Thailand's imposition of martial law gives its military powers of censorship. Expect Internet restrictions, as well as information operations and retaliatory hacktivism.
Colombia's hacking scandal retains its legs in current electoral news.
Two major criminal indictments have significant policy, diplomatic, and cyber implications. China has, as expected, reacted strongly to US indictment of five PLA officers on charges they hacked US corporate networks. Chinese denials of wrongdoing are accompanied with harsh and direct tu quoque accusations of US economic cyber espionage. No one seriously expects PLA defendants to appear in the US District Court for the Western District of Pennsylvania, but the indictment is an unambiguous public rebuke to the Chinese government, to be considered as much a diplomatic as a legal action. Observers see the accusation as an attempt to shift discussion of cyber crime and cyber conflict away from surveillance and traditional espionage toward industrial spying and the economic damage it does. Chinese retaliation is seen as effectively inevitable: the banishment of Windows 8 from Chinese government computers is widely regarded as the first shot.
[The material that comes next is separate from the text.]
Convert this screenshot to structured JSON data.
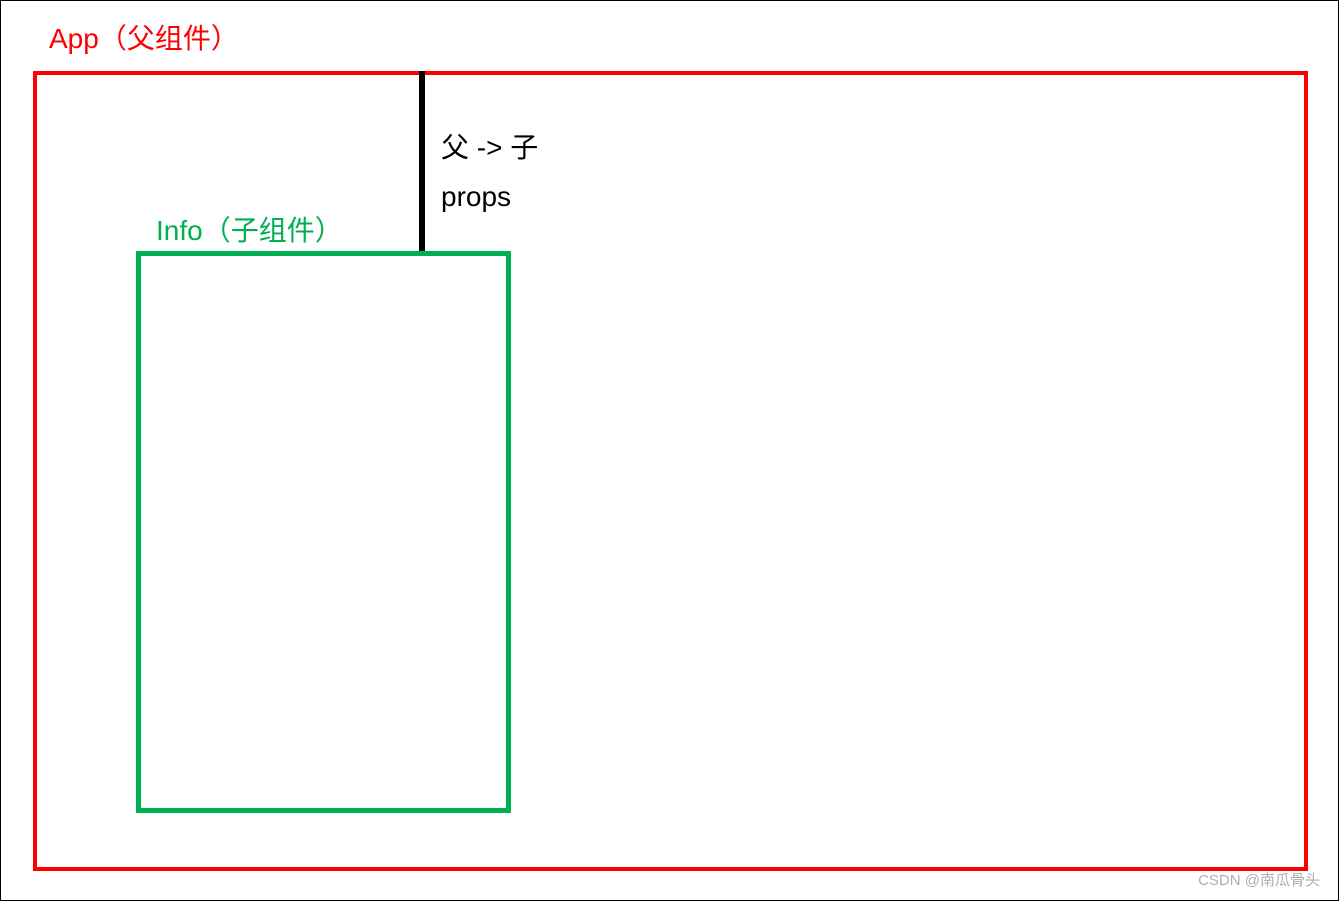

The second legal action is the roundup of BlackShades RAT distributors and customers. The BlackShades creepware kit enables many forms of remote access (most famously remote control of webcams). The arrests are notable because they attack the demand side of a criminal cyber market, and also because of the degree of international coordination involved, stretching from North America to Europe.
Other risks, of course, remain out there: ransomware, Heartbleed, and others. Stay safe.